First, and probably foremost, I’m not sure there is a fix for the economy. There are tweaks and incentives and a little of this and a little of that, but there is no magic plan that will make it all better in the next 15 months. (At least not one that is politically feasible. The right stimulus would do it. Say .5 to 1 $trillion in infrastruce spending. That wad was already blown.) The right complains that he has no plan. But the truth is, neither does the right. As painful as it may be, doing absolutely nothing might be as effective as doing anything. (At least this was true before the debt limit debacle. Tax rates would have gone up the end of next year. Now it’s tax rates go up AND draconian budget cuts. That will surely NOT help.)
Second, as you mentioned, the intransigent opposition he’s dealing with. And it’s really worse than intransigent, because even if he (Obama) goes a different direction, they won’t support it, because it’s his idea. Nothing he suggests will ever be supported.
Obama’s “theory of change” was aimed at offering the political opposition a choice between cooperation on progressive policy initiatives or self-isolation through obstruction and extremism. In other words, in a country unhappy with partisan gridlock, Republicans would either go along with key elements of a progressive agenda, or shrink themselves into an ever-more-extreme ideological rump that was irrelevant to the direction of the country.

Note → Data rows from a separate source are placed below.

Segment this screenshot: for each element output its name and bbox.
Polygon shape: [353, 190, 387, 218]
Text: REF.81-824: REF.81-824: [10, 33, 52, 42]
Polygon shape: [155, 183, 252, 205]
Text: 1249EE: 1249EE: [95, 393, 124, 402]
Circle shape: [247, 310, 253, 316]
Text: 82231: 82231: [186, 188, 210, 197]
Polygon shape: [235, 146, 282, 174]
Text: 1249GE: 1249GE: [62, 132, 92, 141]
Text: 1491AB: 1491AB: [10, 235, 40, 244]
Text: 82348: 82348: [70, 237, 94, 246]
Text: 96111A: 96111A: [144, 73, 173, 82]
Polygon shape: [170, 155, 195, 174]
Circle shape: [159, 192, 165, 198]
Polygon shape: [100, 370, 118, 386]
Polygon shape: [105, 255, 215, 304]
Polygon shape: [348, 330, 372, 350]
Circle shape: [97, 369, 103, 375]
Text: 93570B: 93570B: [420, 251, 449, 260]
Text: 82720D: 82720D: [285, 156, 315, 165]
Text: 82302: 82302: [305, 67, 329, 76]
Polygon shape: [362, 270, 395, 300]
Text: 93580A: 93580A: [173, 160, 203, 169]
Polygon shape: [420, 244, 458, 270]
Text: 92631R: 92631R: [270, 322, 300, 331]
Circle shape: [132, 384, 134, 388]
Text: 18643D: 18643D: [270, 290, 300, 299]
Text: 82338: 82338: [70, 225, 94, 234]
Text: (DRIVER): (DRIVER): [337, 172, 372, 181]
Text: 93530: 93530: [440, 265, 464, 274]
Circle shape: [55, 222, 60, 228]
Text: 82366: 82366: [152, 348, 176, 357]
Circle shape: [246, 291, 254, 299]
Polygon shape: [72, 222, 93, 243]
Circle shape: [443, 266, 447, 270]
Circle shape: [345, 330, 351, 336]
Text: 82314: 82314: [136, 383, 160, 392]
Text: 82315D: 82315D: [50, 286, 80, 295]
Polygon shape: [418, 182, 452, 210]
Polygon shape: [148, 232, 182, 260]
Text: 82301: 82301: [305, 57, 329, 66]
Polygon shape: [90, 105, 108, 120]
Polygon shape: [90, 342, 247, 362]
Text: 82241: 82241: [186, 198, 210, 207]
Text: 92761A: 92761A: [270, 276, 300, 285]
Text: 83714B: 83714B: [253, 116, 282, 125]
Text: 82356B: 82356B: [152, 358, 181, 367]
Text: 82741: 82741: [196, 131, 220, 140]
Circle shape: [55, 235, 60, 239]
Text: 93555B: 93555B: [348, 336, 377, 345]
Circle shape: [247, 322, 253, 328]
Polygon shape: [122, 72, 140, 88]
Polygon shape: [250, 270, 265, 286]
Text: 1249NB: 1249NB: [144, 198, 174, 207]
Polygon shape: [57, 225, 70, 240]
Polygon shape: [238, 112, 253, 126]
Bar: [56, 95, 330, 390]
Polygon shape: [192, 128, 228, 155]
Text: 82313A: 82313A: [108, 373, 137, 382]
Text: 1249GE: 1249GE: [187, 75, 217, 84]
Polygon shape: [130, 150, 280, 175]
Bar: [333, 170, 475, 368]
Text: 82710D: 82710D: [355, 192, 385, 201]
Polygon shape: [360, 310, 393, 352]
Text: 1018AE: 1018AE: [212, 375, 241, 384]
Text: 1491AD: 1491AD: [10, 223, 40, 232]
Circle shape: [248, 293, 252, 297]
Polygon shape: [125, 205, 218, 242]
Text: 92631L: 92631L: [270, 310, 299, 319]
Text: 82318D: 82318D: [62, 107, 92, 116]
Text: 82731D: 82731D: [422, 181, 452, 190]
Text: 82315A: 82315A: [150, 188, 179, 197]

(Emphasis supplied.) One GOP landslide in 2010 and an Obama approval rating of 40 later, it seems difficult to argue that the Theory of Change has worked politically. Will Obama stick to it through the 2012 election and will it be advisable for him to do so? I argue, and I think “liberals” argue, that no, that would be a political mistake. Jon Chait and John Cole seem to be arguing that Obama needs to “stay the course.”
Chait and Cole are idiots. I half jokingly suggested to Armando (who, in addition to being a keen political observer, may be the best the left has on SCOTUS issues and analysis) in 2006 that Obama would do well to hire him as a political consultant on both policy and tactics. (He ultimately became a Clinton supporter.) Obama’s pragmatism will be his downfall. It hasn’t worked. It won’t work.